Plenty of us dinosaurs around. Work was not any less hectic. There were phones, beepers, inter-office mail, secretaries, and, of course, your boss would come to your office (or desk) and ask you to do something. You took your work home in a briefcase.
Some of us (mostly tech people) had email, crude chat, and internet before everyone else. The internet consisted of e-mail (outside your company even), gopher, ftp, telnet, usenet. Browsers did not come out until the early-mid 90's, but there was not a lot of content for a while.
I was able to dial into work and do work from home in the early 90's - using my home computer as a dumb terminal into my (or a shared) unix workstation.

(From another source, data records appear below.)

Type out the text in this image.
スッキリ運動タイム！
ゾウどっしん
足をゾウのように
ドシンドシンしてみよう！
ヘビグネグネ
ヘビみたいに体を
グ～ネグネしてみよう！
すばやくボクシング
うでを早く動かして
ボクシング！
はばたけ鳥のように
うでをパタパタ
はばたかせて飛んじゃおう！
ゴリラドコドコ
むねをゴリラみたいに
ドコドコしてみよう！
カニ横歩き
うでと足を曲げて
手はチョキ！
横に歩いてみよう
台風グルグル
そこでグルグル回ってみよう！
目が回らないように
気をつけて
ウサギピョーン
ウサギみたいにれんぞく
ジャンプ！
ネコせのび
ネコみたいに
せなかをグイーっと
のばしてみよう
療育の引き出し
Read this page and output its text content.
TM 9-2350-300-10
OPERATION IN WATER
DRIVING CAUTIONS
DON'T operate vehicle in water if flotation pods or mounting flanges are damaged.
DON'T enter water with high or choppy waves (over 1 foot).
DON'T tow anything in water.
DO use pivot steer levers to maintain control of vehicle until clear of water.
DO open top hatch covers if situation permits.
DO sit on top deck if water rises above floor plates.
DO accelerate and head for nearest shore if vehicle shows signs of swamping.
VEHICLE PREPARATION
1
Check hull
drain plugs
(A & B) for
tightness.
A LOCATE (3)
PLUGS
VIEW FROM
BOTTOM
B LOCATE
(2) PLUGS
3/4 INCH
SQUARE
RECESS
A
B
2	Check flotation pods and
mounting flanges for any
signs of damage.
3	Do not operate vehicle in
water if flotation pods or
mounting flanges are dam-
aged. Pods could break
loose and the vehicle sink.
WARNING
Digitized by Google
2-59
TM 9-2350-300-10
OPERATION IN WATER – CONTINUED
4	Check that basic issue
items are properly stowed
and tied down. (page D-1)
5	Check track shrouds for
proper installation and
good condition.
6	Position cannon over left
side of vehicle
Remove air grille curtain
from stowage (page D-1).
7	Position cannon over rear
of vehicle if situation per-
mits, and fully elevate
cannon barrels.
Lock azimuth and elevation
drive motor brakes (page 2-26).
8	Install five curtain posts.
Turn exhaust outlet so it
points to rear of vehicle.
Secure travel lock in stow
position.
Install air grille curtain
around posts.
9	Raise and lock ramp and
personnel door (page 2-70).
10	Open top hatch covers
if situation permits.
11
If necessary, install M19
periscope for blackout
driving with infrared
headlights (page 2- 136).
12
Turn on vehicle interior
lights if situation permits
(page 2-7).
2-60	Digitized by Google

But that was for after hours, weekends, or when too sick to go into the office, but not sick enough to do nothing.
I had a few jobs before my life as a coder, but those were mostly labor jobs. I worked in "office maintenance" for a year or two while going to night school. I had a shared office. A shared phone. A shared van. My very own beeper. We moved offices (furniture and all), hung whiteboards, painted office, fixed desks, took files to storage, sometimes reconfigured office spaces - tearing down walls and putting up new ones.
That was still busy and hectic at times, but not in the same way you'd consider a job today hectic. I was busy getting tasks done, not busy being bombarded with tasks every few minutes.